#Byrds discography torrent download
You download an ‘album’… and there’s a file folder showing on your screen that’s really not a file folder, it’s just a group of pixels representing a pathway to a cluster of digital information… How UN-rock n’ roll is that? We get ‘tags’ indicating a song title, an artist, an album title… but that’s all. It’s ironic that, in the ‘Information Age’, we get so little information with our music. What does an mp3 look like? Feel like in your hands? Smell like? You probably even know what an album cover smells like. Think about it: Most of us spent countless hours listening to records and staring at the packaging, reading every word, desperate to know whatever there was to know about what we were experiencing. All of this information directly effected our perception of the music we listened to enriched it, colored it, deepened it.

Musicians, songwriters, producers, locations, dates, even ‘thanks’ lists. And a significant portion of whatever backstory we were able to put together before the internet era came from all of the minutiea that accompanied physical media.

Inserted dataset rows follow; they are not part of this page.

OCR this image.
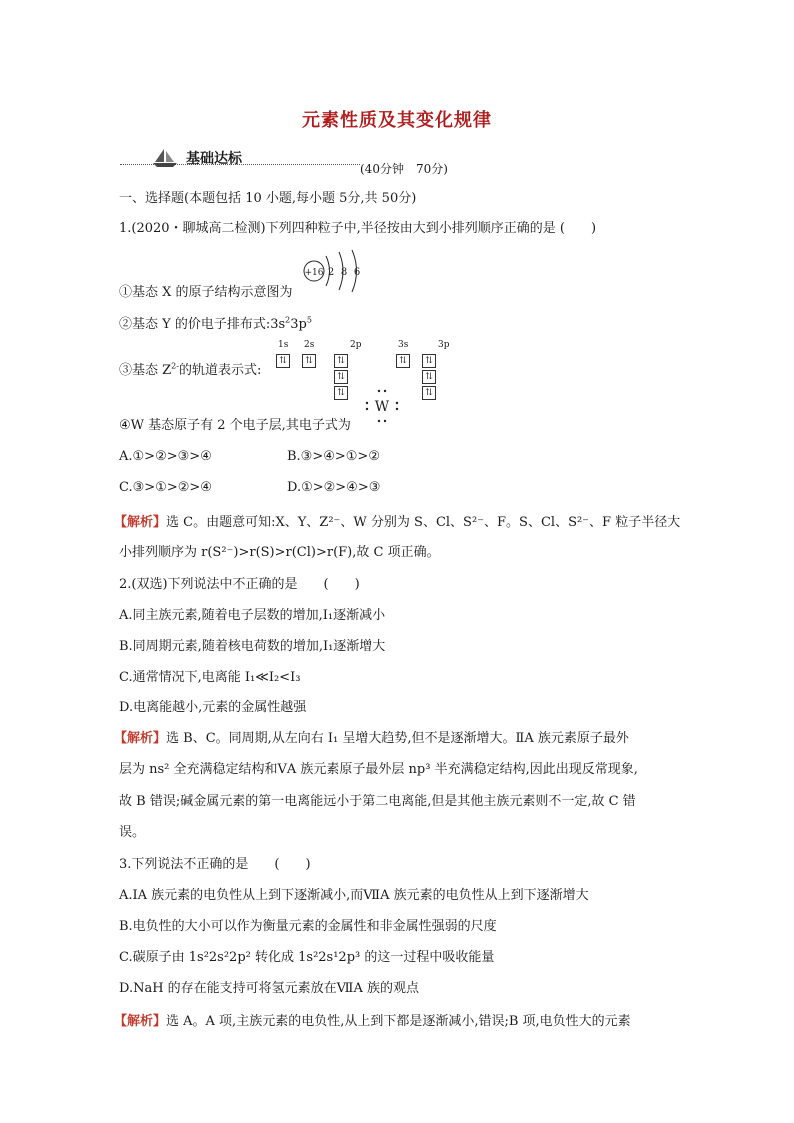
元素性质及其变化规律
基础达标
(40分钟　70分)
一、选择题(本题包括 10 小题,每小题 5分,共 50分)
1.(2020・聊城高二检测)下列四种粒子中,半径按由大到小排列顺序正确的是 (　　)
①基态 X 的原子结构示意图为
+16 2 8 6
②基态 Y 的价电子排布式$:3s^23p^5$
③基态 $Z^{2-}$的轨道表示式:
1s
⇅
2s
⇅
2p
⇅⇅⇅
3s
⇅
3p
⇅⇅⇅
④W 基态原子有 2 个电子层,其电子式为
W
A.①>②>③>④	B.③>④>①>②
C.③>①>②>④	D.①>②>④>③
【解析】选 C。由题意可知:X、Y、Z²⁻、W 分别为 S、Cl、S²⁻、F。S、Cl、S²⁻、F 粒子半径大
小排列顺序为 r(S²⁻)>r(S)>r(Cl)>r(F),故 C 项正确。
2.(双选)下列说法中不正确的是　　(　　)
A.同主族元素,随着电子层数的增加,I₁逐渐减小
B.同周期元素,随着核电荷数的增加,I₁逐渐增大
C.通常情况下,电离能 I₁≪I₂<I₃
D.电离能越小,元素的金属性越强
【解析】选 B、C。同周期,从左向右 I₁ 呈增大趋势,但不是逐渐增大。ⅡA 族元素原子最外
层为 ns² 全充满稳定结构和ⅤA 族元素原子最外层 np³ 半充满稳定结构,因此出现反常现象,
故 B 错误;碱金属元素的第一电离能远小于第二电离能,但是其他主族元素则不一定,故 C 错
误。
3.下列说法不正确的是　　(　　)
A.ⅠA 族元素的电负性从上到下逐渐减小,而ⅦA 族元素的电负性从上到下逐渐增大
B.电负性的大小可以作为衡量元素的金属性和非金属性强弱的尺度
C.碳原子由 1s²2s²2p² 转化成 1s²2s¹2p³ 的这一过程中吸收能量
D.NaH 的存在能支持可将氢元素放在ⅦA 族的观点
【解析】选 A。A 项,主族元素的电负性,从上到下都是逐渐减小,错误;B 项,电负性大的元素
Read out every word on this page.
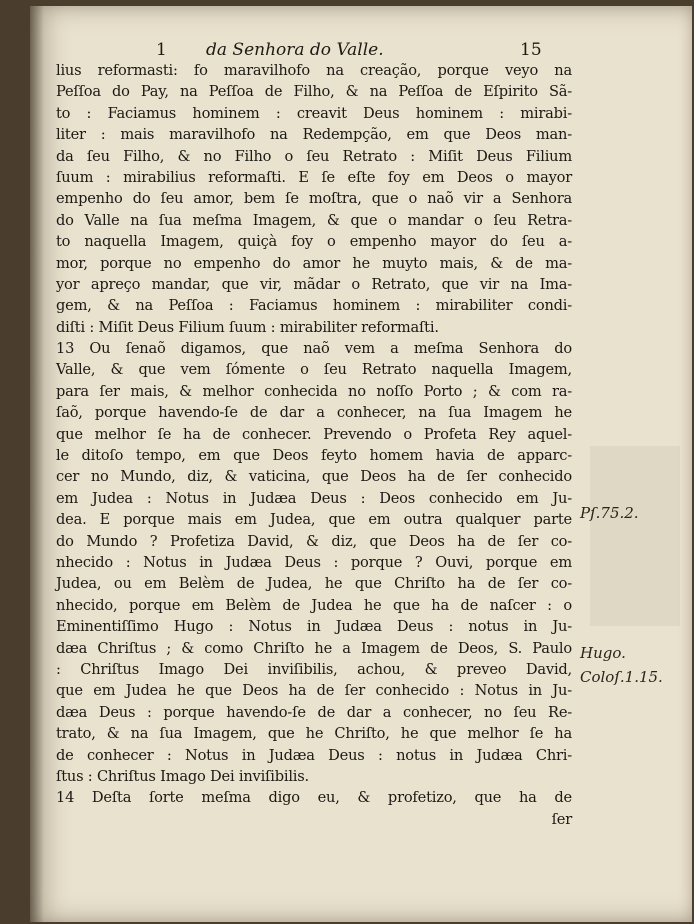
1 da Senhora do Valle.	15
lius reformasti: fo maravilhofo na creação, porque veyo na
Peſſoa do Pay, na Peſſoa de Filho, & na Peſſoa de Eſpirito Sã-
to : Faciamus hominem : creavit Deus hominem : mirabi-
liter : mais maravilhofo na Redempção, em que Deos man-
da ſeu Filho, & no Filho o ſeu Retrato : Miſit Deus Filium
ſuum : mirabilius reformaſti. E ſe eſte foy em Deos o mayor
empenho do ſeu amor, bem ſe moſtra, que o naõ vir a Senhora
do Valle na ſua meſma Imagem, & que o mandar o ſeu Retra-
to naquella Imagem, quiçà foy o empenho mayor do ſeu a-
mor, porque no empenho do amor he muyto mais, & de ma-
yor apreço mandar, que vir, mãdar o Retrato, que vir na Ima-
gem, & na Peſſoa : Faciamus hominem : mirabiliter condi-
diſti : Miſit Deus Filium ſuum : mirabiliter reformaſti.
13 Ou ſenaõ digamos, que naõ vem a meſma Senhora do
Valle, & que vem ſómente o ſeu Retrato naquella Imagem,
para ſer mais, & melhor conhecida no noſſo Porto ; & com ra-
ſaõ, porque havendo-ſe de dar a conhecer, na ſua Imagem he
que melhor ſe ha de conhecer. Prevendo o Profeta Rey aquel-
le ditoſo tempo, em que Deos feyto homem havia de apparc-
cer no Mundo, diz, & vaticina, que Deos ha de ſer conhecido
em Judea : Notus in Judæa Deus : Deos conhecido em Ju-
dea. E porque mais em Judea, que em outra qualquer parte
do Mundo ? Profetiza David, & diz, que Deos ha de ſer co-
nhecido : Notus in Judæa Deus : porque ? Ouvi, porque em
Judea, ou em Belèm de Judea, he que Chriſto ha de ſer co-
nhecido, porque em Belèm de Judea he que ha de naſcer : o
Eminentiſſimo Hugo : Notus in Judæa Deus : notus in Ju-
dæa Chriſtus ; & como Chriſto he a Imagem de Deos, S. Paulo
: Chriſtus Imago Dei inviſibilis, achou, & preveo David,
que em Judea he que Deos ha de ſer conhecido : Notus in Ju-
dæa Deus : porque havendo-ſe de dar a conhecer, no ſeu Re-
trato, & na ſua Imagem, que he Chriſto, he que melhor ſe ha
de conhecer : Notus in Judæa Deus : notus in Judæa Chri-
ſtus : Chriſtus Imago Dei inviſibilis.
14 Deſta ſorte meſma digo eu, & profetizo, que ha de
ſer
Pſ.75.2.
Hugo.
Coloſ.1.15.
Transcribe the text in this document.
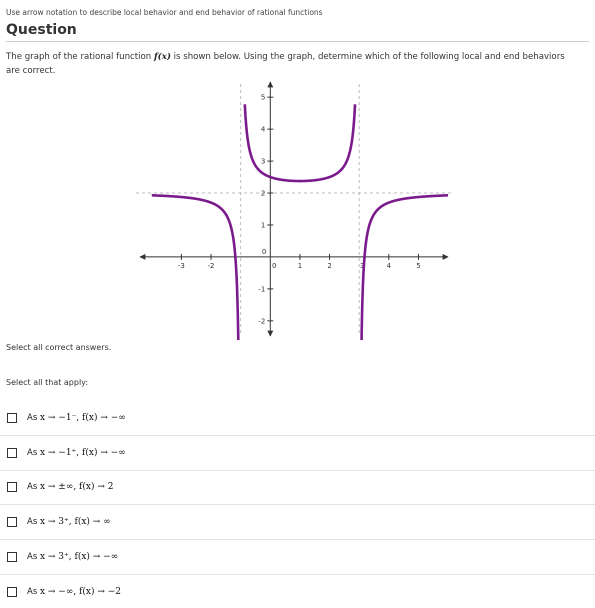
Use arrow notation to describe local behavior and end behavior of rational functions
Question
The graph of the rational function f(x) is shown below. Using the graph, determine which of the following local and end behaviors are correct.
-3	-2	1	2	4	5
0	3
-2
-1
1
2
3
4
5
0
Select all correct answers.
Select all that apply:
As x → −1⁻, f(x) → −∞
As x → −1⁺, f(x) → −∞
As x → ±∞, f(x) → 2
As x → 3⁺, f(x) → ∞
As x → 3⁺, f(x) → −∞
As x → −∞, f(x) → −2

Doesn’t the saga and setting of Deep Purple’s ‘Machine Head’ sessions inform the way the you perceive the record? Wouldn’t your listening experience differ significantly if you thought ‘Perfect Strangers’ was DP’s debut, and not a reunion album? The guitars sound different on ‘Come Taste the Band’… Is this Blackmore? If not, who is it? And where’s Ritchie? Music without a backstory is one-dimensional flat. A song, an album, or even an entire discography has always been but a part of a larger story. If this blog is ‘about’ anything, it’s about backstory. But is sound quality the only thing we’ve lost with the advent of the mp3?īackstory. “To have it squashed down is not how it was intended to be.” He lamented the sad fact that all of the painstaking work he had recently done on the Zeppelin remasters would be ruined by todays technology tech that is geared toward today’s listening culture. He told Kerrang! Radio: “They (the Led Zeppelin albums) were mixed in stereo with a depth-of-field to them, with everything in focus,” he says. Jimmy page recently complained about the sound quality of mp3s.